1 Reading the data
The input files are:
- the output tables made by featureCounts (run in rule ‘count_on_TE’ of the Snakefile), which contain read counts of all repetitive elements (i.e. all repNames) for all samples
- the repetitive elements annotation ../../data/annotations/RepeatMasker_RepeatLibrary20140131_mm10.noGenes.noSimple.bed (converted to SAF format in rule of Snakefile) used for featureCounts command, that is used to retrieve repFamily and repClass for each repName. The annotation I chose is the most updated library to Nov2020 of rmsk, from which I removed ‘Simple repeats’ and ‘Low complexity regions’

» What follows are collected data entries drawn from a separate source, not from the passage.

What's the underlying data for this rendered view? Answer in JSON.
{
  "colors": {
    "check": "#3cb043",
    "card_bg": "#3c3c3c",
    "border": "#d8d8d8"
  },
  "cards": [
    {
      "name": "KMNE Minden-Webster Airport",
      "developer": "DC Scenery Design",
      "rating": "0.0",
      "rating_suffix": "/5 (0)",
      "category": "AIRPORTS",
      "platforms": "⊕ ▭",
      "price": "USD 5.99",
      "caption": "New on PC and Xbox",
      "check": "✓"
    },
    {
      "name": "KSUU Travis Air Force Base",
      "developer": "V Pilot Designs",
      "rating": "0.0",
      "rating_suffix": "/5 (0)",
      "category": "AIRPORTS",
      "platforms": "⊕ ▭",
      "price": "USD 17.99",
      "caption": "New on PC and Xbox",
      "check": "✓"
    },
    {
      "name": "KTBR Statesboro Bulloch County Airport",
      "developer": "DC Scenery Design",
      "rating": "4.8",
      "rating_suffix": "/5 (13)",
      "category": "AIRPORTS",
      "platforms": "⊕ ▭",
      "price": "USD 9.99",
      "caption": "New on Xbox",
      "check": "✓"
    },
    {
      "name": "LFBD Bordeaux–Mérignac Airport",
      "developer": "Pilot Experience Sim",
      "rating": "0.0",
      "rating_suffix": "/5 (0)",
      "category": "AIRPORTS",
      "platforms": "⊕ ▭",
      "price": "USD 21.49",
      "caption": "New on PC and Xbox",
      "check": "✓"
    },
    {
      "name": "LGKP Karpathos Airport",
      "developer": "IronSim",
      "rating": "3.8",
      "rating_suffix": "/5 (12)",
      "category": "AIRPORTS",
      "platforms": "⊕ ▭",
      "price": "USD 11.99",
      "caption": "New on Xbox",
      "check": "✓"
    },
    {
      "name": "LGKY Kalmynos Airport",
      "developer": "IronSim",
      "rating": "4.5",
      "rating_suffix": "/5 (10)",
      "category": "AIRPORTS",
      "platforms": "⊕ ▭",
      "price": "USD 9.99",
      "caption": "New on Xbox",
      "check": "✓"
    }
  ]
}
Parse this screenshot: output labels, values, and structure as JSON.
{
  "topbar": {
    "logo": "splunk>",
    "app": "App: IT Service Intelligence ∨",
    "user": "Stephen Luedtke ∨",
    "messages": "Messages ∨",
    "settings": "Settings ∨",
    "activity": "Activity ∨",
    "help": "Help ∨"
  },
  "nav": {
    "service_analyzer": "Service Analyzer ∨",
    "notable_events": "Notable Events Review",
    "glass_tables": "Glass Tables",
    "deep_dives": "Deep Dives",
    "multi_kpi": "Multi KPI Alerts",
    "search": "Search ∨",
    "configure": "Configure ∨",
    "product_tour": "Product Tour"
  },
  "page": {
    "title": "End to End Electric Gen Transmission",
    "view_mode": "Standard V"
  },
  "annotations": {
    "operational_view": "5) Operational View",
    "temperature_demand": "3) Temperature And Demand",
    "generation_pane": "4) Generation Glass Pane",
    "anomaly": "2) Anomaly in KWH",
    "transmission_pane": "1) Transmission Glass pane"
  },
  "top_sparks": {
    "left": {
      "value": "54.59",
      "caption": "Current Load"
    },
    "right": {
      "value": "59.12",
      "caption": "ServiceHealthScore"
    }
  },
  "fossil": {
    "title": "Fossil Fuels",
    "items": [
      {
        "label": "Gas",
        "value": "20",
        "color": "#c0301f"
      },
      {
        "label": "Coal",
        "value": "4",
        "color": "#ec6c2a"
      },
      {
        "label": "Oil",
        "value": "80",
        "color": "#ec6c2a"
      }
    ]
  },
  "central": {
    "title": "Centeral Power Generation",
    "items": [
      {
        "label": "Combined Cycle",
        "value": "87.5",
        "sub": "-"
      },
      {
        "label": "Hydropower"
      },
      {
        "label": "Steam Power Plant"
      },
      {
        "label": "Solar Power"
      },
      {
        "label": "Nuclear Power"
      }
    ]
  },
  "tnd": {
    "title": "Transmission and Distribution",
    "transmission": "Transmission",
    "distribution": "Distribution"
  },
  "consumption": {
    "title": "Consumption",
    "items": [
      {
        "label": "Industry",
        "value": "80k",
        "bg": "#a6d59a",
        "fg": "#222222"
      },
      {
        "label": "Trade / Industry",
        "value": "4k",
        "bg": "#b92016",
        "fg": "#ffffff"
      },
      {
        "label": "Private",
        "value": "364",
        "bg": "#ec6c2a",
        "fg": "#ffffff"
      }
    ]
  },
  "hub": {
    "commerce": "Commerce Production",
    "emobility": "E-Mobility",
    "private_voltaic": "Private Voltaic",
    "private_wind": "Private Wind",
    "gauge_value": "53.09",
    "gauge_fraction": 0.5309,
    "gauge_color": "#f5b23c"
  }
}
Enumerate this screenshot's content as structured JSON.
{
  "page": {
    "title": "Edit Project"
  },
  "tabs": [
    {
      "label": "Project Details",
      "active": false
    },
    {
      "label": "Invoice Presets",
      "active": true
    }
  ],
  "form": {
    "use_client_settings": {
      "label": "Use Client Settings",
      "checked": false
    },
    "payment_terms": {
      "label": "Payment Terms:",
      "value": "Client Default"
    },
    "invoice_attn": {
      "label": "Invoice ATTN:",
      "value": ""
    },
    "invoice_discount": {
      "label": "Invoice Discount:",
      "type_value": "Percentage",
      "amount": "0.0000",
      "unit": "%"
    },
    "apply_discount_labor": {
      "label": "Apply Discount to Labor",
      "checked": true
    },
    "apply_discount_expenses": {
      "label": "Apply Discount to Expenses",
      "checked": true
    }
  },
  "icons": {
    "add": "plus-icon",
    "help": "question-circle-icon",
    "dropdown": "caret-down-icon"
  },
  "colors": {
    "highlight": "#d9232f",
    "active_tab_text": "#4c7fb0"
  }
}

- a table with total number of reads per sample in raw fastq files
- the samples’ table, containing infos on experimental design:
2 Analysis at family level
2.1 FPKM for each family of Repetitive Elements
For each family of Repetitive Elements (in case of elements with no repFamily name or repFamilies belonging to more than one repClass I use repClass) I compute FPKM values, as follows: for each sample:
- I compute the sum of counts for all elements belonging to that repFamily
- I divide this sum by the total number of reads sequenced for that sample and multiply by 10⁶
- I divide this number by the total sum of lengths (in Kb) of the elements belonging to that repFamily –> FPKM
- I subtract from each FPKM the total FPKM of all transposons belonging to the DNA repClass
2.2 Heatmaps
The heatmaps are scaled by rows.
- I remove sample het_4D, wt_9F, het_5A, het_3B from the next heatmaps and from the DESeq analysis below because more contaminated with DNA.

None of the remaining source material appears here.